We cannot control our age and genetics, which are significant drivers of late-onset Alzheimer’s disease. However, experts believe addressing modifiable risk factors, including lifestyle choices, would prevent up to 40% of all dementia cases. Among these modifiable risks, cardiovascular factors—particularly hypertension (high blood pressure)—consistently rank at the top. The traditional explanation for hypertension’s impact on cognition centers on blood vessel damage. High blood pressure leads to fatty plaques in arteries, small blood vessel lesions, and ultimately reduced cerebral blood flow, sometimes causing strokes. This vascular damage provides a clear pathway from hypertension to cognitive decline, making blood pressure medications logical candidates to promote cognitive health. However, hypertension is a recognized risk factor for Alzheimer’s disease (AD), not just dementia generally, yet researchers still know surprisingly little about how hypertension increases AD risk.
Drs. Iadecola and Faraco are investigating a provocative hypothesis: hypertension may trigger AD through immune system dysfunction and tau accumulation, not just blood vessel disruptions. Their hypothesis builds on evidence from both humans and animal models showing that hypertension correlates with increased accumulation of pathological tau protein. In AD, cognitive symptoms emerge concurrently with the development and spread of tau pathology. In previous CureAlz-supported work, the Iadecola and Faraco team demonstrated that high dietary salt (a leading cause of hypertension) impairs cognitive function in mice by increasing pathological tau. They identified IL17, an immune signaling molecule, as a potential mediator of this process. Building on these findings, they now propose that hypertension causes cognitive decline through direct effects on immune cells and the IL-17 signaling pathway, which leads in turn to accumulation of phosphorylated tau and consequent cognitive impairment.
This distinction between vascular and immune mechanisms has important therapeutic implications. If hypertension promotes AD primarily through immune dysfunction rather than reduced blood flow, then simply lowering blood pressure with conventional medications may have limited effects on cognition. Effective prevention and treatment strategies would need to target the immune pathways that drive pathological tau accumulation. This underscores a fundamental challenge in AD prevention: understanding not just which risk factors matter, but how they cause the disease. Only by understanding the underlying mechanisms can researchers develop targeted interventions that address the root causes of cognitive decline.

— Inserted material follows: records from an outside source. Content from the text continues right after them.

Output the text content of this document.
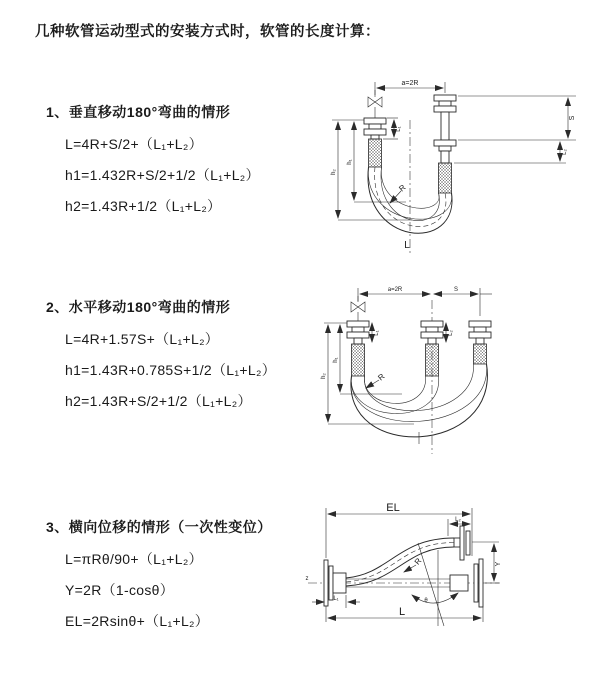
几种软管运动型式的安装方式时，软管的长度计算：
1、垂直移动180°弯曲的情形
L=4R+S/2+（L₁+L₂）
h1=1.432R+S/2+1/2（L₁+L₂）
h2=1.43R+1/2（L₁+L₂）
2、水平移动180°弯曲的情形
L=4R+1.57S+（L₁+L₂）
h1=1.43R+0.785S+1/2（L₁+L₂）
h2=1.43R+S/2+1/2（L₁+L₂）
3、横向位移的情形（一次性变位）
L=πRθ/90+（L₁+L₂）
Y=2R（1-cosθ）
EL=2Rsinθ+（L₁+L₂）
a=2R
R
L₁
h₁
h₂
S
L₂
L
a=2R	S
R
L₁	L₂
h₁
h₂
z
EL
L₂
R
θ
Y
L₁
L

Drs. Iadecola and Faraco proposed three experimental aims to test their hypothesis. In the first aim, they are mapping the events leading from hypertension to tau pathology in relation to neurovascular and cognitive impairments using an established protocol (DOCA-salt) that triggers hypertension in mice. They will perform several assessments, including cognition, vascular functions (such as cerebral blood flow), and markers of tau pathology, at three time points after initiation of hypertension. They are also treating the animals with losartan (a drug used to treat human hypertension) or a drug that increases blood pressure to test how other changes impact tau-related pathologies. In the second aim, they are assessing whether mice lacking IL17 still develop hypertension but without consequent tau pathology and cognitive deficits, and whether the source of IL17 changes its impact. IL17 circulates in the bloodstream after being made in the periphery of the body, but it is also made in the brain’s dura mater layer. Determining which source of production is relevant would inform future therapeutic investigations. Finally, in the last aim, the team will assess the relative contribution of neurovascular dysfunction and tau pathology to the cognitive deficits observed with hypertension. They will eliminate or lower total tau protein in the hypertension mouse model and measure the same outcomes described in aims 1-2 to determine whether blocking tau pathology improves cognition independent of the neurovascular effects of hypertension.